Dann kommt es zu Verhaltensweisen, von denen ich oben schon eine erwähnte:
Dein Hund spürt deinen Stress und fährt gemeinsam mit dir hoch - zieht an der Leine, pöbelt Artgenossen an, etc.
Dein Pferd erkennt sofort, dass du noch auf 180 läufst und hat so gar keine Lust auf dich. Es bleibt lieber in seiner Herde und grast genüsslich weiter.
Deine Katze weiß genau, was ihr blüht – du hast es ihr schließlich unbewusst mitgeteilt – und erweitert lieber ihre Streifzüge, statt in einer Box zum Tierarzt zu fahren.
Übrigens funktioniert diese Leitung noch schneller und intensiver, wenn mindestens einer von euch hochsensibel ist.
Denn hochsensible Menschen und auch Tiere sind empfangsbereiter für Sinnesreize und Emotionen. Sie nehmen in Sekundenbruchteilen Energien auf und reagieren entsprechend schnell darauf.
Das kann manchmal für beide Seiten herausfordernd sein - aber ganz sicher auch eine Bereicherung.

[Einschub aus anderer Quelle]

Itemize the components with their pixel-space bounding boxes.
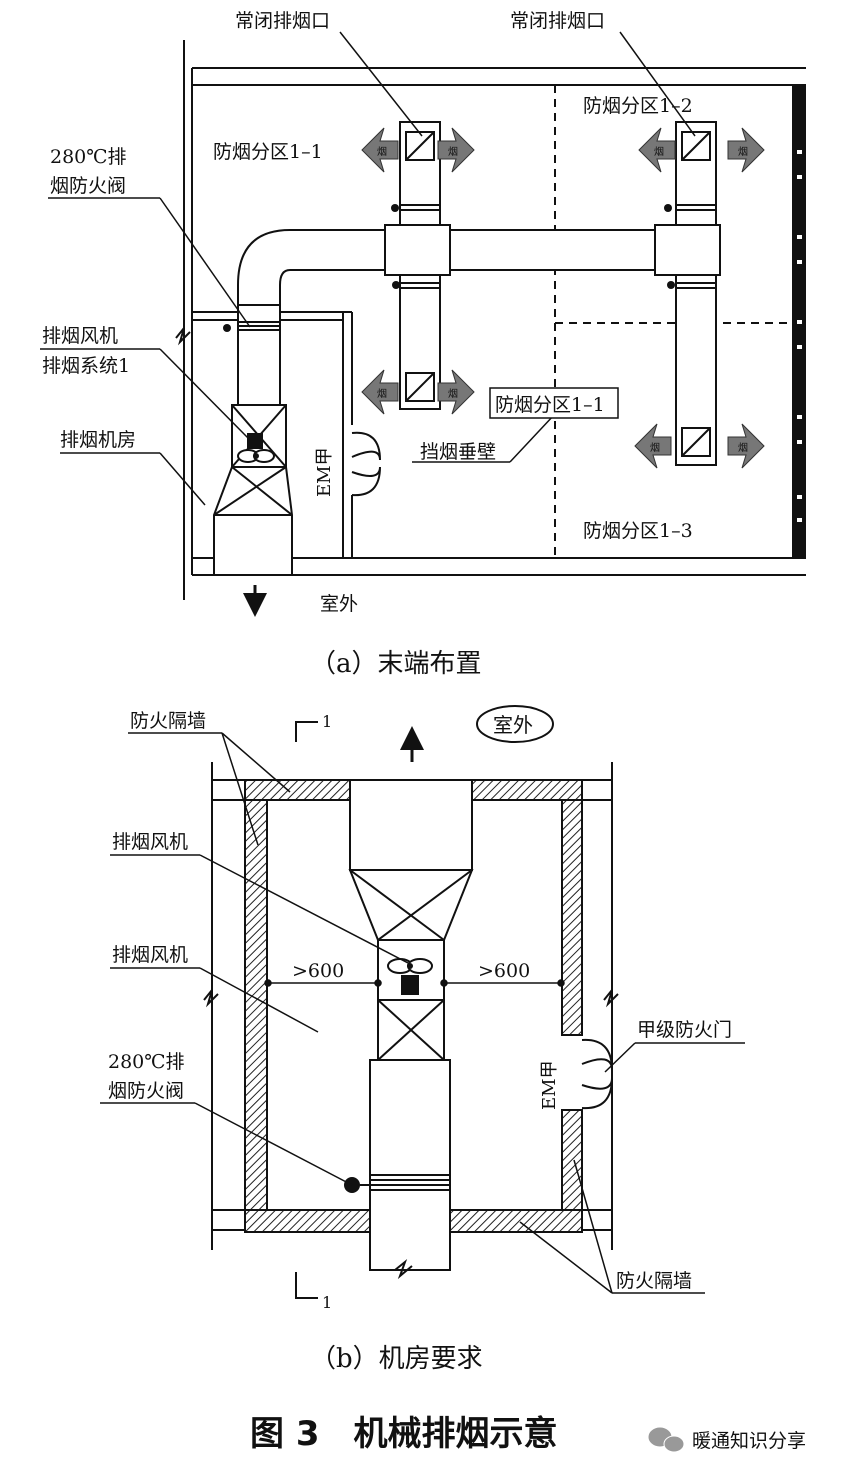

Okay, wenn diese Übertragung sowieso durchgehend stattfindet, könntest du sie doch auch sinnvoll einsetzen.
Indem du dich zum Beispiel in eine Stimmung bringst, in der du dich für dein Tier gut anfühlst - und ihm genau das vermittelst, was es gerade braucht: Sicherheit, Orientierung, Gelassenheit, Ruhe, …
Denn:
Bist du wirklich entspannt, ist es mit hoher Wahrscheinlichkeit auch dein Tier.

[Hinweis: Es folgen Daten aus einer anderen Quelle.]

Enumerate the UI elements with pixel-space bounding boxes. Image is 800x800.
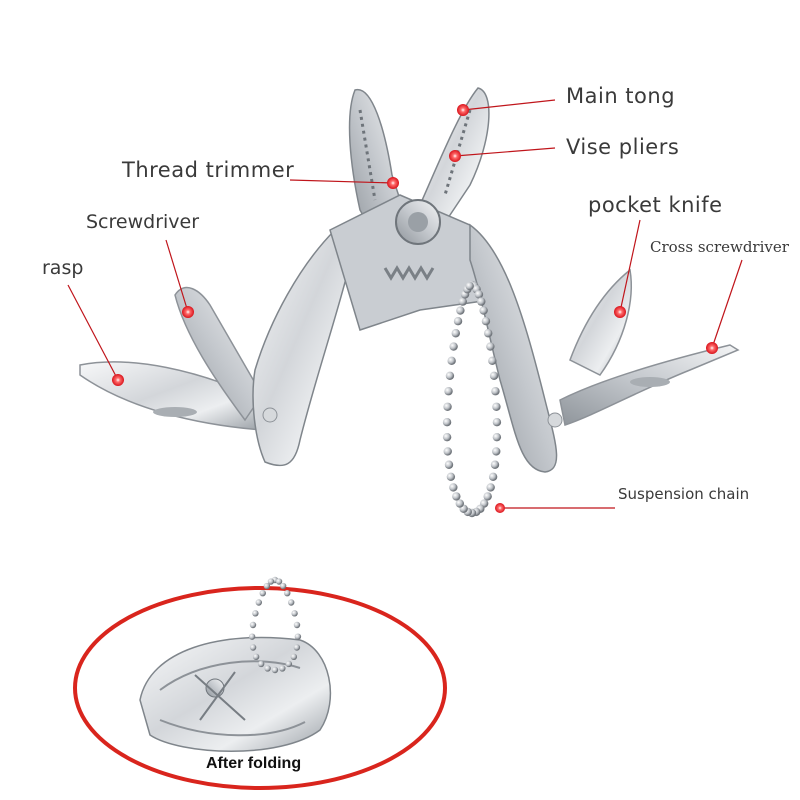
spring — [383, 265, 435, 281]
chain-bead — [474, 290, 484, 299]
chain-bead — [257, 660, 265, 668]
chain-bead — [492, 447, 501, 456]
chain-bead — [458, 297, 467, 306]
marker-rasp — [112, 374, 124, 386]
leader-pocket-knife — [619, 219, 641, 313]
chain-bead — [486, 342, 495, 351]
chain-bead — [442, 432, 452, 442]
chain-bead — [446, 472, 456, 482]
chain-bead — [492, 402, 501, 411]
suspension-chain — [442, 280, 502, 518]
chain-bead — [488, 356, 497, 366]
marker-pocket-knife — [614, 306, 626, 318]
chain-bead — [293, 621, 301, 629]
leader-main-tong — [462, 99, 556, 111]
chain-bead — [271, 666, 279, 674]
chain-bead — [291, 610, 298, 617]
chain-bead — [491, 387, 500, 396]
leader-rasp — [67, 284, 119, 381]
chain-bead — [484, 329, 493, 338]
chain-bead — [293, 644, 301, 651]
chain-bead — [492, 417, 502, 427]
label-cross-screwdriver: Cross screwdriver — [650, 238, 789, 256]
chain-bead — [449, 342, 458, 351]
chain-bead — [490, 460, 500, 469]
marker-suspension-chain — [495, 503, 505, 513]
chain-bead — [465, 281, 474, 291]
chain-bead — [252, 610, 259, 617]
chain-bead — [252, 653, 260, 661]
chain-bead — [290, 653, 298, 661]
chain-bead — [279, 582, 287, 590]
marker-thread-trimmer — [387, 177, 399, 189]
leader-screwdriver — [165, 239, 189, 313]
chain-bead — [248, 633, 256, 640]
chain-bead — [453, 316, 463, 326]
chain-bead — [455, 499, 465, 508]
label-rasp: rasp — [42, 257, 84, 279]
chain-bead — [452, 492, 461, 501]
chain-bead — [287, 599, 295, 606]
chain-bead — [443, 447, 452, 456]
chain-bead — [447, 356, 456, 366]
chain-bead — [488, 472, 498, 482]
leader-thread-trimmer — [289, 179, 394, 184]
chain-bead — [263, 582, 271, 590]
leader-cross-screwdriver — [711, 259, 743, 349]
marker-screwdriver — [182, 306, 194, 318]
chain-bead — [442, 417, 452, 427]
marker-cross-screwdriver — [706, 342, 718, 354]
chain-bead — [483, 492, 492, 501]
marker-main-tong — [457, 104, 469, 116]
chain-bead — [443, 402, 452, 411]
label-after-folding: After folding — [206, 755, 302, 772]
chain-bead — [264, 665, 271, 672]
chain-bead — [255, 599, 263, 606]
chain-bead — [444, 460, 454, 469]
chain-bead — [294, 633, 302, 640]
chain-bead — [456, 306, 465, 315]
chain-bead — [259, 589, 266, 597]
chain-bead — [275, 578, 283, 585]
label-pocket-knife: pocket knife — [588, 193, 723, 217]
leader-lines — [67, 99, 743, 509]
markers — [112, 104, 718, 513]
chain-bead — [279, 665, 286, 672]
folded-tool-illustration — [139, 636, 332, 752]
chain-bead — [249, 644, 257, 651]
chain-bead — [445, 371, 455, 381]
marker-vise-pliers — [449, 150, 461, 162]
chain-bead — [284, 589, 291, 597]
label-thread-trimmer: Thread trimmer — [122, 158, 295, 182]
chain-bead — [477, 297, 486, 306]
folded-suspension-chain — [248, 576, 302, 674]
chain-bead — [486, 483, 495, 492]
right-handle — [469, 223, 558, 473]
screwdriver-blade — [174, 286, 263, 422]
label-vise-pliers: Vise pliers — [566, 135, 680, 159]
left-handle — [252, 220, 359, 467]
chain-bead — [444, 387, 453, 396]
chain-bead — [489, 371, 499, 381]
chain-bead — [285, 660, 293, 668]
chain-bead — [492, 432, 502, 442]
pocket-knife-blade — [569, 268, 632, 376]
chain-bead — [481, 316, 491, 326]
chain-bead — [479, 306, 488, 315]
chain-bead — [449, 483, 458, 492]
label-screwdriver: Screwdriver — [86, 211, 200, 233]
folded-view-ellipse — [73, 586, 447, 790]
chain-bead — [267, 578, 275, 585]
label-suspension-chain: Suspension chain — [618, 485, 750, 503]
label-main-tong: Main tong — [566, 84, 676, 108]
leader-vise-pliers — [454, 147, 556, 157]
chain-bead — [249, 621, 257, 629]
chain-bead — [451, 329, 460, 338]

Falls du dich jetzt fragst, wie du das am besten anstellst - here we go!
So fühlst du dich für dein Tier gut an
Dein Vierbeiner sucht bei dir, was er von einem Leittier gewöhnt ist:
Sicherheit und Orientierung.
Kannst du ihm das vermitteln, ist es bereit, dir vertrauensvoll zu folgen.
Ein Leittier gerät nicht völlig aus der Fassung, weil ihm irgendetwas quer liegt. Es handelt auch in schwierigen Situationen souverän, gelassen und kontrolliert. Nur so ist das Überleben des Rudels bzw. der Herde gesichert - und darum werden auch nur solche Tiere als Leittier akzeptiert.

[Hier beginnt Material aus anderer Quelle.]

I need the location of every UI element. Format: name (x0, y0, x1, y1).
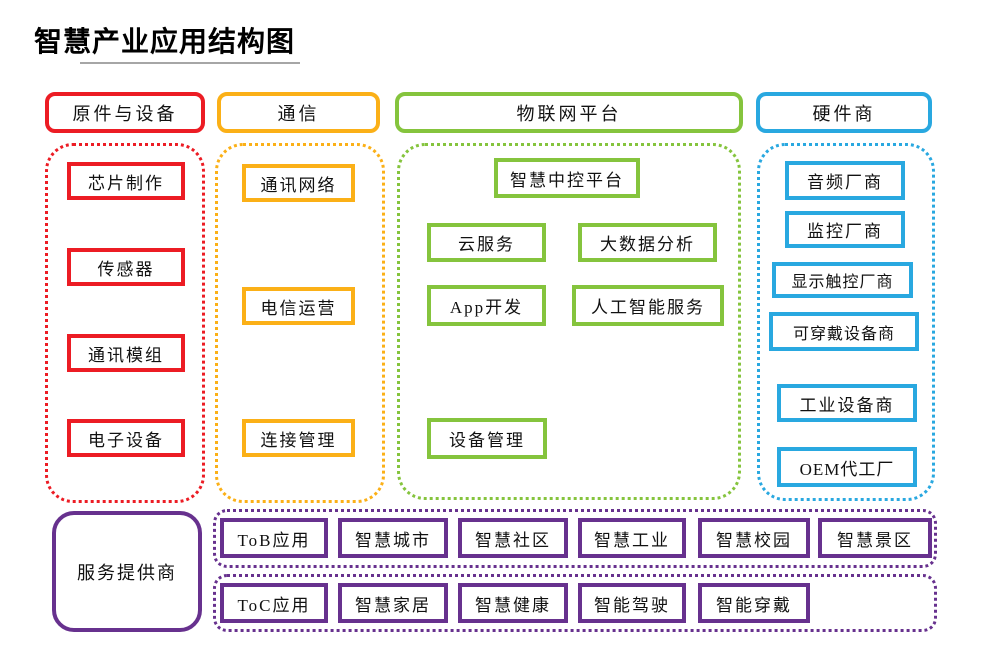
header-hardware-vendors: 硬件商 (756, 92, 932, 133)
box-smart-city: 智慧城市 (338, 518, 448, 558)
box-smart-central-platform: 智慧中控平台 (494, 158, 640, 198)
box-industrial-equipment-vendor: 工业设备商 (777, 384, 917, 422)
group-toc-applications (213, 574, 937, 632)
box-toc-app: ToC应用 (220, 583, 328, 623)
box-display-touch-vendor: 显示触控厂商 (772, 262, 913, 298)
box-connection-management: 连接管理 (242, 419, 355, 457)
box-smart-driving: 智能驾驶 (578, 583, 686, 623)
box-smart-wearable: 智能穿戴 (698, 583, 810, 623)
box-comm-module: 通讯模组 (67, 334, 185, 372)
box-smart-community: 智慧社区 (458, 518, 568, 558)
box-smart-scenic-area: 智慧景区 (818, 518, 932, 558)
box-smart-home: 智慧家居 (338, 583, 448, 623)
box-audio-vendor: 音频厂商 (785, 161, 905, 200)
box-ai-service: 人工智能服务 (572, 285, 724, 326)
box-device-management: 设备管理 (427, 418, 547, 459)
title-underline (80, 62, 300, 64)
box-smart-health: 智慧健康 (458, 583, 568, 623)
box-app-development: App开发 (427, 285, 546, 326)
box-tob-app: ToB应用 (220, 518, 328, 558)
box-big-data-analysis: 大数据分析 (578, 223, 717, 262)
header-communication: 通信 (217, 92, 380, 133)
header-iot-platform: 物联网平台 (395, 92, 743, 133)
box-smart-industry: 智慧工业 (578, 518, 686, 558)
box-smart-campus: 智慧校园 (698, 518, 810, 558)
page-title: 智慧产业应用结构图 (34, 26, 296, 57)
box-cloud-service: 云服务 (427, 223, 546, 262)
box-service-provider: 服务提供商 (52, 511, 202, 632)
box-monitoring-vendor: 监控厂商 (785, 211, 905, 248)
box-chip-making: 芯片制作 (67, 162, 185, 200)
header-components-equipment: 原件与设备 (45, 92, 205, 133)
group-tob-applications (213, 509, 937, 568)
box-telecom-operation: 电信运营 (242, 287, 355, 325)
box-comm-network: 通讯网络 (242, 164, 355, 202)
box-oem-factory: OEM代工厂 (777, 447, 917, 487)
box-sensor: 传感器 (67, 248, 185, 286)
box-wearable-device-vendor: 可穿戴设备商 (769, 312, 919, 351)
box-electronic-device: 电子设备 (67, 419, 185, 457)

Sollten diese Qualitäten bei dir noch nicht ganz ausgereift sein, ist das kein Grund, verzweifelt in die Tischkante zu beißen. Du kannst all das lernen und üben.
Denn je ruhiger, entspannter und fokussierter du bist, desto besser fühlst du dich für dein Tier an - und umso mehr genießt es deine Anwesenheit und schließt sich dir bereitwillig an.
In einem Raum mit deinem Tier
Dein Tier lebt im Hier und Jetzt.
Es denkt nicht über die Vergangenheit nach und macht sich keine Sorgen um die Zukunft. Es lebt ganz im jetzigen Augenblick - und handelt entsprechend.
Auch du bist manchmal dort - z. B. wenn du ganz konzentriert bei einer Sache bist oder wenn du meditierst.
Ja, Meditation hat viele positive Auswirkungen auf alle möglichen Aspekte des Lebens - auch auf die Beziehung zu deinem Tier.
Ich wage sogar zu behaupten, dass nichts dich deinem Tier näher bringt, als Meditation. Denn sie ermöglicht dir, mit ihm einen gemeinsamen Raum zu betreten, in dem Kommunikation auf Augenhöhe und vertrauensvolles Miteinander möglich sind.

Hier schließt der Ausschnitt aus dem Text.